The premise of this game is that you are a pilot flying for either the US Army Air Forces or the RAF in World War II. You can play the game in career mode, in which you're given random missions such as intercepting bombers, scrambling as your airfield is attacked or bombing V2 rocket sites. Occasionally, as the war progresses, you'll get to fly in a historic battle. If you do well, you'll be awarded medals which you can view in your profile.
If you don't feel like delving into the campaign mode, there are many 'pick-up' missions you can fly. For example, you can choose to dogfight a famous ace from any of the three air forces in the game, and you can mix and match planes. You can, for example, have a German fighter ace flying a Spitfire, while you attack him in a Focke-Wulf. And that brings me to the planes. There are twenty different planes, all with different flight characteristics and cockpit graphics.
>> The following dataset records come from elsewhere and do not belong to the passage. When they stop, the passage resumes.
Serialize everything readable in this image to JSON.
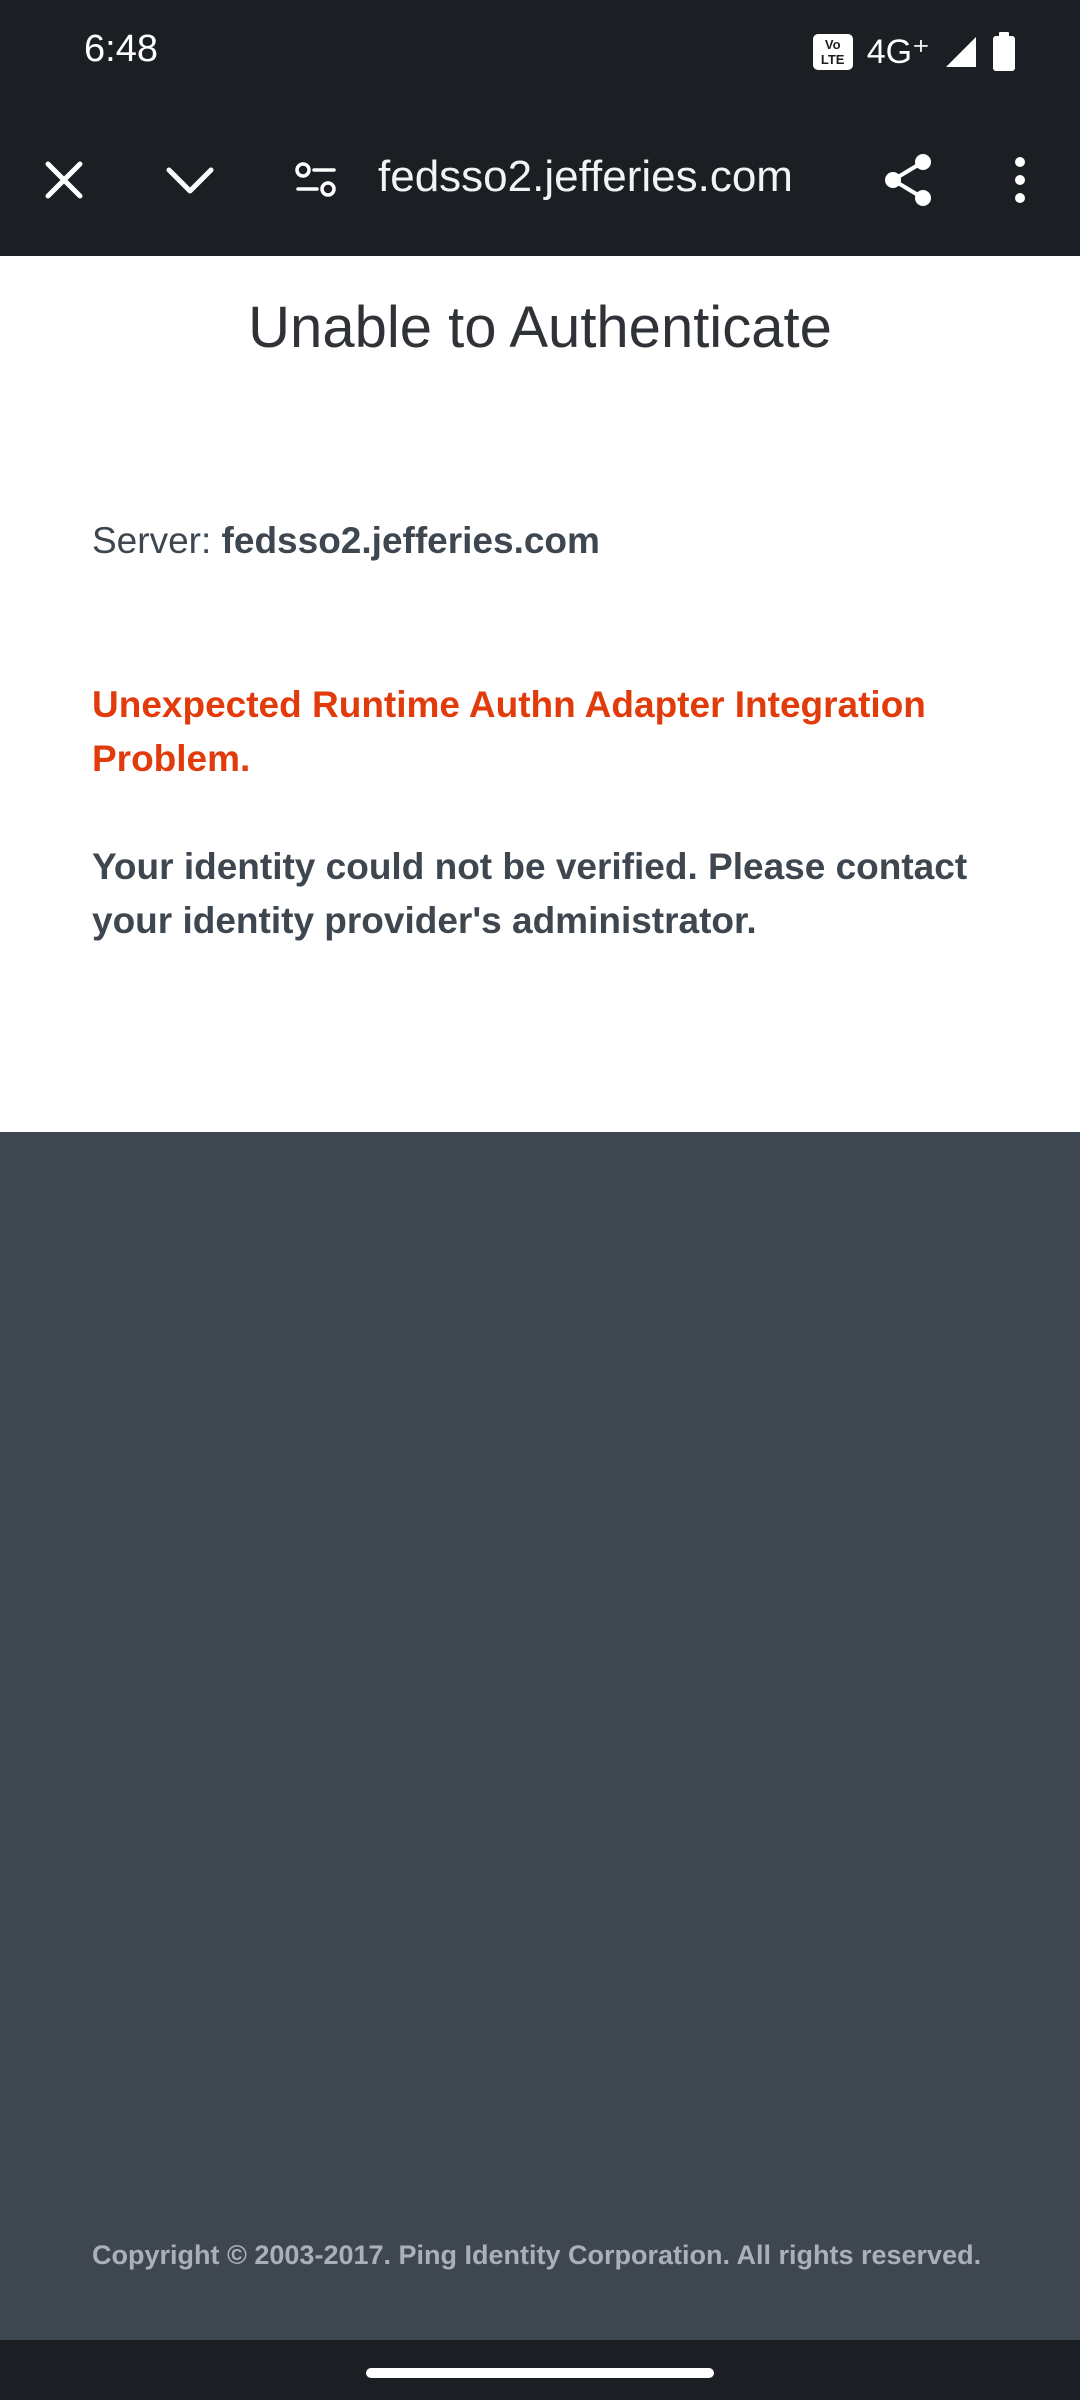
{
  "status_bar": {
    "time": "6:48",
    "volte_label": "Vo\nLTE",
    "network": "4G⁺",
    "icons": [
      "volte-icon",
      "signal-icon",
      "battery-icon"
    ]
  },
  "browser": {
    "url": "fedsso2.jefferies.com",
    "icons": [
      "close-icon",
      "chevron-down-icon",
      "site-settings-icon",
      "share-icon",
      "more-vert-icon"
    ]
  },
  "page": {
    "title": "Unable to Authenticate",
    "server_label": "Server: ",
    "server_value": "fedsso2.jefferies.com",
    "error_message": "Unexpected Runtime Authn Adapter Integration Problem.",
    "info_message": "Your identity could not be verified. Please contact your identity provider's administrator.",
    "footer": "Copyright © 2003-2017. Ping Identity Corporation. All rights reserved."
  },
  "colors": {
    "error": "#e23b0b",
    "text": "#3e464f",
    "footer_bg": "#3e464f",
    "chrome": "#1b1e22"
  }
}
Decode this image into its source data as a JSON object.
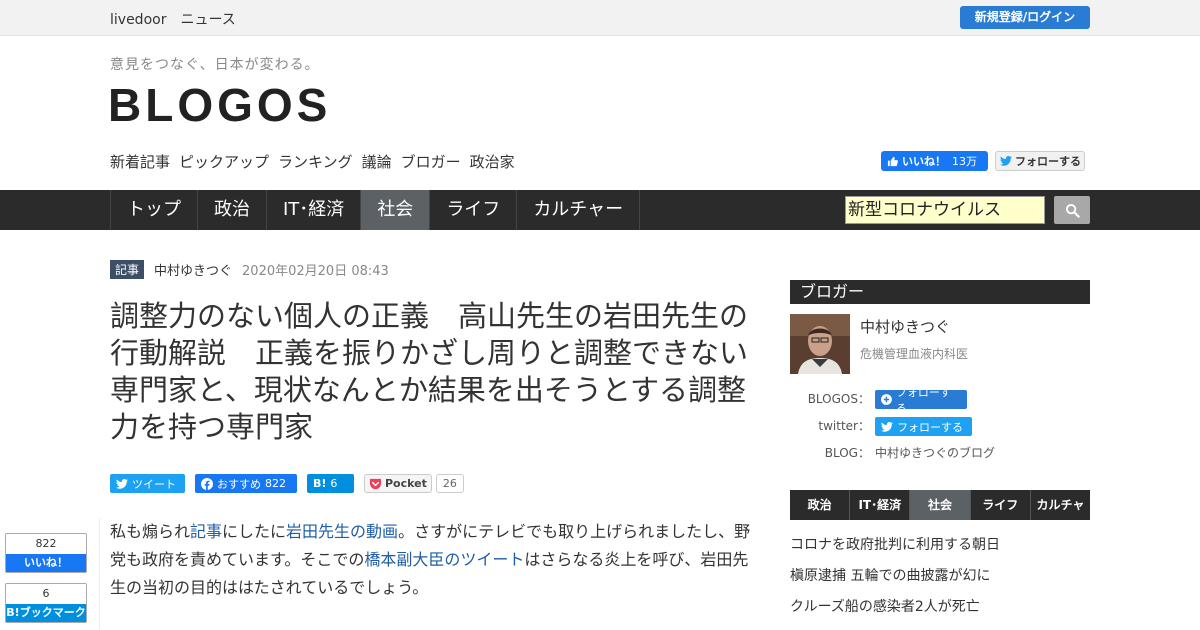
{
  "topbar": {
    "brand": "livedoor　ニュース",
    "login_label": "新規登録/ログイン"
  },
  "header": {
    "tagline": "意見をつなぐ、日本が変わる。",
    "logo": "BLOGOS",
    "subnav": [
      "新着記事",
      "ピックアップ",
      "ランキング",
      "議論",
      "ブロガー",
      "政治家"
    ],
    "fb_like_label": "いいね！",
    "fb_like_count": "13万",
    "tw_follow_label": "フォローする"
  },
  "mainnav": {
    "tabs": [
      "トップ",
      "政治",
      "IT･経済",
      "社会",
      "ライフ",
      "カルチャー"
    ],
    "active_index": 3,
    "search_value": "新型コロナウイルス"
  },
  "article": {
    "kind": "記事",
    "author": "中村ゆきつぐ",
    "date": "2020年02月20日 08:43",
    "title": "調整力のない個人の正義　高山先生の岩田先生の行動解説　正義を振りかざし周りと調整できない専門家と、現状なんとか結果を出そうとする調整力を持つ専門家",
    "share": {
      "tweet_label": "ツイート",
      "fb_label": "おすすめ",
      "fb_count": "822",
      "hatena_label": "B!",
      "hatena_count": "6",
      "pocket_label": "Pocket",
      "pocket_count": "26"
    },
    "body": {
      "t1": "私も煽られ",
      "l1": "記事",
      "t2": "にしたに",
      "l2": "岩田先生の動画",
      "t3": "。さすがにテレビでも取り上げられましたし、野党も政府を責めています。そこでの",
      "l3": "橋本副大臣のツイート",
      "t4": "はさらなる炎上を呼び、岩田先生の当初の目的ははたされているでしょう。"
    }
  },
  "float_share": {
    "fb_count": "822",
    "fb_label": "いいね！",
    "hatena_count": "6",
    "hatena_label": "B!ブックマーク"
  },
  "sidebar": {
    "heading": "ブロガー",
    "blogger_name": "中村ゆきつぐ",
    "blogger_role": "危機管理血液内科医",
    "blogos_label": "BLOGOS：",
    "blogos_follow": "フォローする",
    "twitter_label": "twitter：",
    "twitter_follow": "フォローする",
    "blog_label": "BLOG：",
    "blog_name": "中村ゆきつぐのブログ",
    "category_tabs": [
      "政治",
      "IT･経済",
      "社会",
      "ライフ",
      "カルチャー"
    ],
    "category_active_index": 2,
    "headlines": [
      "コロナを政府批判に利用する朝日",
      "槇原逮捕 五輪での曲披露が幻に",
      "クルーズ船の感染者2人が死亡"
    ]
  },
  "colors": {
    "nav_bg": "#2b2b2b",
    "nav_active": "#5c6166",
    "link": "#1f5da8",
    "login_blue": "#2a7bd3",
    "search_bg": "#ffffcc"
  }
}
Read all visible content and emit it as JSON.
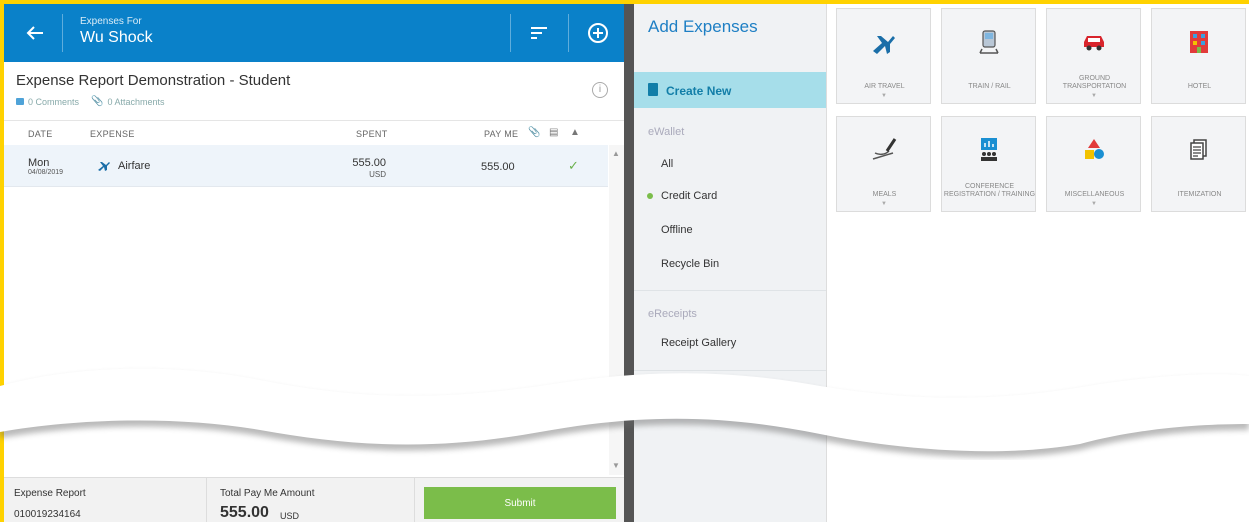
{
  "header": {
    "subtitle": "Expenses For",
    "user_name": "Wu Shock"
  },
  "report": {
    "title": "Expense Report Demonstration - Student",
    "comments": "0 Comments",
    "attachments": "0 Attachments"
  },
  "columns": {
    "date": "DATE",
    "expense": "EXPENSE",
    "spent": "SPENT",
    "pay_me": "PAY ME"
  },
  "rows": [
    {
      "day": "Mon",
      "date": "04/08/2019",
      "expense": "Airfare",
      "spent": "555.00",
      "currency": "USD",
      "pay_me": "555.00"
    }
  ],
  "footer": {
    "report_label": "Expense Report",
    "report_id": "010019234164",
    "total_label": "Total Pay Me Amount",
    "total_amount": "555.00",
    "total_currency": "USD",
    "submit_label": "Submit"
  },
  "sidebar": {
    "title": "Add Expenses",
    "create_new": "Create New",
    "ewallet_label": "eWallet",
    "ewallet_items": [
      "All",
      "Credit Card",
      "Offline",
      "Recycle Bin"
    ],
    "ereceipts_label": "eReceipts",
    "ereceipts_items": [
      "Receipt Gallery"
    ]
  },
  "tiles": [
    {
      "label": "AIR TRAVEL",
      "icon": "airplane-icon"
    },
    {
      "label": "TRAIN / RAIL",
      "icon": "train-icon"
    },
    {
      "label": "GROUND TRANSPORTATION",
      "icon": "car-icon"
    },
    {
      "label": "HOTEL",
      "icon": "hotel-icon"
    },
    {
      "label": "MEALS",
      "icon": "meals-icon"
    },
    {
      "label": "CONFERENCE REGISTRATION / TRAINING",
      "icon": "conference-icon"
    },
    {
      "label": "MISCELLANEOUS",
      "icon": "shapes-icon"
    },
    {
      "label": "ITEMIZATION",
      "icon": "itemization-icon"
    }
  ],
  "colors": {
    "header_blue": "#0a81c9",
    "accent_blue": "#1e7fc4",
    "create_bg": "#a6deea",
    "submit_green": "#7bbd4a",
    "frame_yellow": "#ffd200"
  }
}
When this game came out in 1993, the level of detail was excellent. Obviously it looks very dated now, with no texture maps and mostly just Gouraud shaded polygons, but it still plays very well. It's not realistic either, but they did the best they could on the hardware available back then (mostly 386/486 computers without 3D accelerators). There are blackouts, sun blindness, and each aircraft has unique flight characteristics, but that's about it. There are various difficulty settings as well, allowing you to customize the game to be slightly more realistic (making it possible for ammo/fuel to run out and for your guns to jam).
If you like flight simulations, you really shouldn't miss this pioneer. It's a shame the wonderful 220-page manual (ahh those were the days!) couldn't be included , but I believe that would have worn out my scanner.
Originally, this game was very difficult to get working on most systems, because it had ridiculous memory requirements. Though the box says 4Mb of RAM, it also requires over 600Kb of free conventional memory and 1Mb Expanded memory, which was difficult to have when DOS required mouse drivers, disk cache programs, TWO CD-ROM drivers, EMM386, etc. Most computers needed a boot disk to get it working. Thankfully, it works without fuss in DOSBox 0.61 or above under Windows XP! It also runs fairly smoothly on fast computers (despite all the 3D graphics) with DOSBox set to a high number of CPU cycles.
Works on Windows XP with DOSBox 0.61 or above and Windows 95 in DOS Mode (but very difficult to get working without a boot disk).